I was filling up a growler at the Bull and Bush when I received word that London no longer needed oxygen support. Tears immediately filled my eyes as I stared at the text message from Kate that delivered the news. I tried to compose myself as I signed the bill and took my growler, noticing a woman next to me at the bar. The woman’s prolonged stares told me that she knew I was trying hard not to cry.
Back in my car, I was able to share the news with my parents who were visiting us for Thanksgiving. After that I wept. I was overcome with pride in my daughter’s strength and attitude. It was the happiest cry I can remember having.
Here, on this blog, I have tried to convey to you what this journey has been like for our little family. However, there are some emotions that are so hard for me to put into words that I know I cannot give you the depth of feeling I felt at this news or that news, nor should I really expect to be able to do that because my feelings as London’s dad are obviously not going to be the same for you. Nevertheless, I wanted to try.
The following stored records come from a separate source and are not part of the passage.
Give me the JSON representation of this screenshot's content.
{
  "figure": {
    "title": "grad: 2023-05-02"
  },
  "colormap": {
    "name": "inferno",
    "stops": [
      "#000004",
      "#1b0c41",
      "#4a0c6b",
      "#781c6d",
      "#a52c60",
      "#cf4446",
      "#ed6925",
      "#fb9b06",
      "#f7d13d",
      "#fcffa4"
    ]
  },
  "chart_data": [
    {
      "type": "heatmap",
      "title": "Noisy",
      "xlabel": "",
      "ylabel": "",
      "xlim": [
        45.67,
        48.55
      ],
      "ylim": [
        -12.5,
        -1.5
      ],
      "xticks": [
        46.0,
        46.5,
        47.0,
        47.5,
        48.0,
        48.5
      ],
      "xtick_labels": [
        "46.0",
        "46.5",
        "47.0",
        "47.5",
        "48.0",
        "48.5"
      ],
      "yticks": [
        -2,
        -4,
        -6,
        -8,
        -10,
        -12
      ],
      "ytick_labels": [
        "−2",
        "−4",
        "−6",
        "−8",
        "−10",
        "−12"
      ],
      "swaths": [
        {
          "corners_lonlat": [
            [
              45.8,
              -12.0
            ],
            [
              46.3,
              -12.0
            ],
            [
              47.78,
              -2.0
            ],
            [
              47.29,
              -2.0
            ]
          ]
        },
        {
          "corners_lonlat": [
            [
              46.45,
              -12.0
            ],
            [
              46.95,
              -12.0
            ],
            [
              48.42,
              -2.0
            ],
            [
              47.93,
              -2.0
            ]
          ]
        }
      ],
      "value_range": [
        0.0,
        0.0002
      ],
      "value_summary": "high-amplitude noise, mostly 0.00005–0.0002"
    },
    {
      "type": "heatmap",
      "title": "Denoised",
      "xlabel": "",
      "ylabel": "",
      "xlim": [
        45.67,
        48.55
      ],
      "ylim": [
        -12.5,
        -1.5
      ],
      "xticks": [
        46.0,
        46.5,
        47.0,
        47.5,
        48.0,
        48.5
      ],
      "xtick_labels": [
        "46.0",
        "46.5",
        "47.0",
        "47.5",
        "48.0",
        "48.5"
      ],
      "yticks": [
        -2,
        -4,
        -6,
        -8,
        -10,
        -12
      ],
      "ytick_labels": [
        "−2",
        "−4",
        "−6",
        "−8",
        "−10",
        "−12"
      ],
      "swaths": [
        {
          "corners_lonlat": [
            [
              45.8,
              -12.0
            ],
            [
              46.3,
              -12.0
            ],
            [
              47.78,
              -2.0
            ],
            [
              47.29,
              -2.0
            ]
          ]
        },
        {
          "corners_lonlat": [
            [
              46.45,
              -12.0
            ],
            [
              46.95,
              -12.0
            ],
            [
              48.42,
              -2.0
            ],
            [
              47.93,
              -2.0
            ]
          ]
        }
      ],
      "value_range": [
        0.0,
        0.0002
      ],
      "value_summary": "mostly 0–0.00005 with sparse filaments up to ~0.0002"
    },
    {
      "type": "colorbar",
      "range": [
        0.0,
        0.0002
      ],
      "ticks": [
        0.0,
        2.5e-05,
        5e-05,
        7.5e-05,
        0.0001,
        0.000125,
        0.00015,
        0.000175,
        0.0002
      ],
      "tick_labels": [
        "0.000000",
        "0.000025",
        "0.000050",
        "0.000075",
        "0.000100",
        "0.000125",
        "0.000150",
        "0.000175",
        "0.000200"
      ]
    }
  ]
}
If you have read this blog from the start, you know just how far London has come since birth. I have reminded you enough. But her finally shedding oxygen support was a landmark event in her story, unlike any that she or her parents have lived through.
From January 30, 2014, we have treated London like a normal baby, sort of convincing ourselves that this is how all lives start. This is a coping mechanism and I suspect parents of babies and children with physical or mental setbacks have often treated their child as completely normal. This has served us well and I am sure it has served countless other parents well.
Now, I can only speak for myself, but no matter how much I thought of London as normal, I knew of her unique health risks and the challenges she had faced, so I never forgot that this was all quite far from normal. For all of her life up until last Tuesday, London had external, let’s call them accent pieces, on her face that clued everyone else into her prematurity or special needs. As a parent of a preemie, you get used to this, but from that first moment when you see your baby in that Isolette with tubes coming out of her mouth, nose, and belly, you yearn for the day when she can rid herself of it all, when she can be free of it.
Just shy of her ten-month birthday, that day arrived and I will remember for the rest of my life where I was when it did.